When I returned to college after Kalyn entered preschool, I had the good fortune to take a class in meteorology to satisfy my earth science requirement. The professor was more interested that her students learn how to understand forecasts and how to ‘read the sky’, than she was in measuring our memorization prowess. Still today, I remember many forecasting techniques and understand weather patterns and phenomena.
It was in that class that I first learned about the Perseid meteor shower which occurs every year in August as the earth passes through part of our orbit which is littered with giant rocks trapped in our galaxy. Inspired by the possibility of watching multiple ‘falling stars’, I and my daughters who were 4 and 7 years old, dragged our blankets out into the dark backyard, and together we watched nature’s light show. Living in the suburbs, the sky was too illuminated by the Fort Worth city lights to see a vivid display. But that first night of star gazing together, we saw a few streaking meteors…. enough to capture our ooohs and my daughters’ awe.
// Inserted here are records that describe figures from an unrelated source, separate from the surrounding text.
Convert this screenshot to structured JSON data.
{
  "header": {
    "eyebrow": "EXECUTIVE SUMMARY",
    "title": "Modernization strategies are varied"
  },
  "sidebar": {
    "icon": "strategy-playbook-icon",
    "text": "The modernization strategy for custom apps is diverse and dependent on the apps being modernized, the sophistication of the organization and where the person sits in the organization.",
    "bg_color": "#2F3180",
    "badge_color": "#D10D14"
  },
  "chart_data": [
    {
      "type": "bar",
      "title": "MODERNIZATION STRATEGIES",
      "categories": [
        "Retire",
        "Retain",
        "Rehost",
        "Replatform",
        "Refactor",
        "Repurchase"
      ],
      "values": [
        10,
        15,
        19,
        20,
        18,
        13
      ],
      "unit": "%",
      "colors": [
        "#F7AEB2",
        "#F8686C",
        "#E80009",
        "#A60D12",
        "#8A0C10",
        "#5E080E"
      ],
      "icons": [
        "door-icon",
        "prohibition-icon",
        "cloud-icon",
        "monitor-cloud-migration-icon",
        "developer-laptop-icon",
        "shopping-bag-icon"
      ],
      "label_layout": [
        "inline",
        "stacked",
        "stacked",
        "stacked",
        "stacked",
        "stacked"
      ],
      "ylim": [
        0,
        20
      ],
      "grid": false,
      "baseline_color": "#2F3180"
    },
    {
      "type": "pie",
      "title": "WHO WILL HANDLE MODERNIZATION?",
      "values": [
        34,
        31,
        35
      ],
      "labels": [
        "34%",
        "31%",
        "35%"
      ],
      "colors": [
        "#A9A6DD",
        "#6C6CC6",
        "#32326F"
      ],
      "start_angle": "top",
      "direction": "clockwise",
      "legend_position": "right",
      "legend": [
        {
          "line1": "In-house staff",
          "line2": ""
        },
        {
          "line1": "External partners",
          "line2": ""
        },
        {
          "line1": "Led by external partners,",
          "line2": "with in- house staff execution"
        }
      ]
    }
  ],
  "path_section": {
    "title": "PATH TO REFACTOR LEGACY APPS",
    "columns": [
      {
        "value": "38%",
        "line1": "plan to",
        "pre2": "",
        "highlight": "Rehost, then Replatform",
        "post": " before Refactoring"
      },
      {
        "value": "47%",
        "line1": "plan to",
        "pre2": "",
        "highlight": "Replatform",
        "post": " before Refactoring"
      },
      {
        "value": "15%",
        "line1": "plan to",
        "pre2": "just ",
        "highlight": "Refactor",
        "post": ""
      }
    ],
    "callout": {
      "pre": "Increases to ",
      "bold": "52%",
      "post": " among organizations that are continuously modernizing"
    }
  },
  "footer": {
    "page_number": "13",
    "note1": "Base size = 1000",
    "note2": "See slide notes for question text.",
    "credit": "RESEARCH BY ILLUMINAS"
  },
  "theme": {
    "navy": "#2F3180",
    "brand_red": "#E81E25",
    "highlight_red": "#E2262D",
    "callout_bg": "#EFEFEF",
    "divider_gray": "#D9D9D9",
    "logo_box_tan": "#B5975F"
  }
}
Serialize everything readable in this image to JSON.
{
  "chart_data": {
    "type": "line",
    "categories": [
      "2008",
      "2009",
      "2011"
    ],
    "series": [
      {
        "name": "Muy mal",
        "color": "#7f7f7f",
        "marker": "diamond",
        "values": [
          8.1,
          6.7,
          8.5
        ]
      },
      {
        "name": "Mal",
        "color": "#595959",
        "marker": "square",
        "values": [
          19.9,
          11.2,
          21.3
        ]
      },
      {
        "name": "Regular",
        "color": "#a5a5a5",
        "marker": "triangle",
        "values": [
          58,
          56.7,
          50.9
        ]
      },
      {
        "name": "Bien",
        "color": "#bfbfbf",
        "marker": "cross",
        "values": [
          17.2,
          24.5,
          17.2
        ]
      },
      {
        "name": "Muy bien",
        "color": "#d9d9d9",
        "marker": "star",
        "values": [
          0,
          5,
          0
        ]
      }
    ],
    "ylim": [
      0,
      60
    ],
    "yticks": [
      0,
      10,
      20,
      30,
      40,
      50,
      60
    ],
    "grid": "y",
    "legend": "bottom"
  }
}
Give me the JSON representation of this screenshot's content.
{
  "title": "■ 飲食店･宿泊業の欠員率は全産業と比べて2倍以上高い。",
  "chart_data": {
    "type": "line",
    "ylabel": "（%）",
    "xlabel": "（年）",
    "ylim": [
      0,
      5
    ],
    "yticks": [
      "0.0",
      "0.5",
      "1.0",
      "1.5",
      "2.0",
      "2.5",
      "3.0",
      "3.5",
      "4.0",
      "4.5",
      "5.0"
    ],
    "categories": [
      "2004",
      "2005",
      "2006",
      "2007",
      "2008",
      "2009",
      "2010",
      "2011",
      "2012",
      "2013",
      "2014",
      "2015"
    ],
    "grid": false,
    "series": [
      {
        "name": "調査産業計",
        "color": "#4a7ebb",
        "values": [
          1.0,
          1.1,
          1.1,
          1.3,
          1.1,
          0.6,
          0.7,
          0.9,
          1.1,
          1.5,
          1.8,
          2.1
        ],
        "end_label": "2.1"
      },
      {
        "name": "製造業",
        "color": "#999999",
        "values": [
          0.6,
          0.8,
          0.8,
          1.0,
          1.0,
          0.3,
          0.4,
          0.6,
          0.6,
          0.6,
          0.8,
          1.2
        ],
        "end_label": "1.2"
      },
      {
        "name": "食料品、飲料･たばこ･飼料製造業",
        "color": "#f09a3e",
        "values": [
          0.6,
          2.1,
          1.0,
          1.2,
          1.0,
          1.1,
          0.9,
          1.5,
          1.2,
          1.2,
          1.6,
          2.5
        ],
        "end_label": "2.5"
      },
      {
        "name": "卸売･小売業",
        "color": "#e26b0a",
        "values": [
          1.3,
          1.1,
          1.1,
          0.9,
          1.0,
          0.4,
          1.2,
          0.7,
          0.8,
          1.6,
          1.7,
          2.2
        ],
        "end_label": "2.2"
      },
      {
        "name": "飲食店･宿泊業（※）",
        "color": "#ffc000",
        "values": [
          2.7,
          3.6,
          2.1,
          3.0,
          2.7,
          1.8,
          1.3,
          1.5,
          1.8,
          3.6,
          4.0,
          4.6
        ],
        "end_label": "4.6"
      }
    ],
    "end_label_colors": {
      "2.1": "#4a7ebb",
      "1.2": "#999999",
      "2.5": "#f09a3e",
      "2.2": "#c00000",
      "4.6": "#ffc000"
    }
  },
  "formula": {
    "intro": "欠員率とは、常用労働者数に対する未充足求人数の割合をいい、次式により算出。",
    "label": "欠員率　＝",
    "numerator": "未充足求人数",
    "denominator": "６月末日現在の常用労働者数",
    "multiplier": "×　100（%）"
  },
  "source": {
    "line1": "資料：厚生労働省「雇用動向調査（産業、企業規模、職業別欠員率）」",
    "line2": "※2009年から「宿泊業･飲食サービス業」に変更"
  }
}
After that first year, it became our tradition to sit under the dark dome of night sky late each summer, staring into the vastness of heaven, waiting in anticipation for another star shower. I have memories of some evenings that were calm with only a few streaks to delight our sleepy eyes. There were years when the stars fell in such profusion, that we couldn’t have counted them if we tried. The custom developed; there were years of star entertainment with popcorn and sodas, years when we got more mosquito bites than bits of light. A few years, clouds blocked the show altogether, like a velvet curtain blocking the stage in front of a theatre. There was the year we invited friends and drove out into the countryside, gazing into the sky while washing down sweet Krispy Kreme donuts with milk, nestled all cozy in the bed of Steve’s pick-up truck, made soft with multiple quilts and pillows. One year, our family of four all attended youth church camp in northeast Texas at just the right time in August to share our fun; camp counselors tucked the tired youngsters into their bunks, then quietly stole outside with sleeping bags and lay back in eager vigil on the meadow outside the cabins. We were treated to an extraordinary light show that year, far from the interference of brightness of town, the flashes and streaks were like a fireworks display, an amazing gift from the milky way stretching across the sky above us.
As the years passed, Kirstyn and Kalyn had busier lives. Some years one or the other wasn’t present to observe the flares in the sky. We sought the light anyway, gazing upward beside the ones who were present. As children do, the time came when both girls left home, gone to meet the world on their own terms. Every August, I still am stirred to venture out into the night and look up into the blackness. From the backyard of my empty nest, the sky looks bigger than before, the stars seem farther away, their twinkle dimmed by the distance. I hug my arms around myself and close my eyes in reverie; just beyond my grasp are those warm summer nights from before, the taste of popcorn or sweet donut glaze on my tongue, the scent of cut grass cooling in the evening breezes of my memories. The loneliness for earlier days with my girls closes in around me in place of the blankets from those earliest years. I wonder, somewhere in those vast heavens, are the sounds of our joy and delight from decades past still rocketing outward into the blackness? Do the memories of those childhood August evenings bring a smile to my girls, like it does to me? Do they ever look upward at night and long for the sky above them to shower down upon them like before?
As I wait in the solitary night, gazing up, for a moment I hear the sweet voice of 4 year old Kirstyn… words of her favorite song echo in my mind, coming back from those enchanted days….’Somewhere out there, beneath the pale moonlight, someone’s thinking of me, and loving me tonight. Somewhere, out there, someone’s saying a prayer, That we’ll find one another in that great somewhere out there. And even though I know how very far apart we are, It helps to think we might be wishing on the same bright star. And when the night wind starts to sing a lonesome lullaby, it helps to think were sleeping underneath the same big sky!”.
Thanks to the grand universe for your dazzling, hurling hunks of rock! Thanks to a meteorology professor who decades ago sparked the summer nights for me and my girls. Thank you creator of the heavens, for the gift of my daughters who make my eyes shine, lighting my lifetime.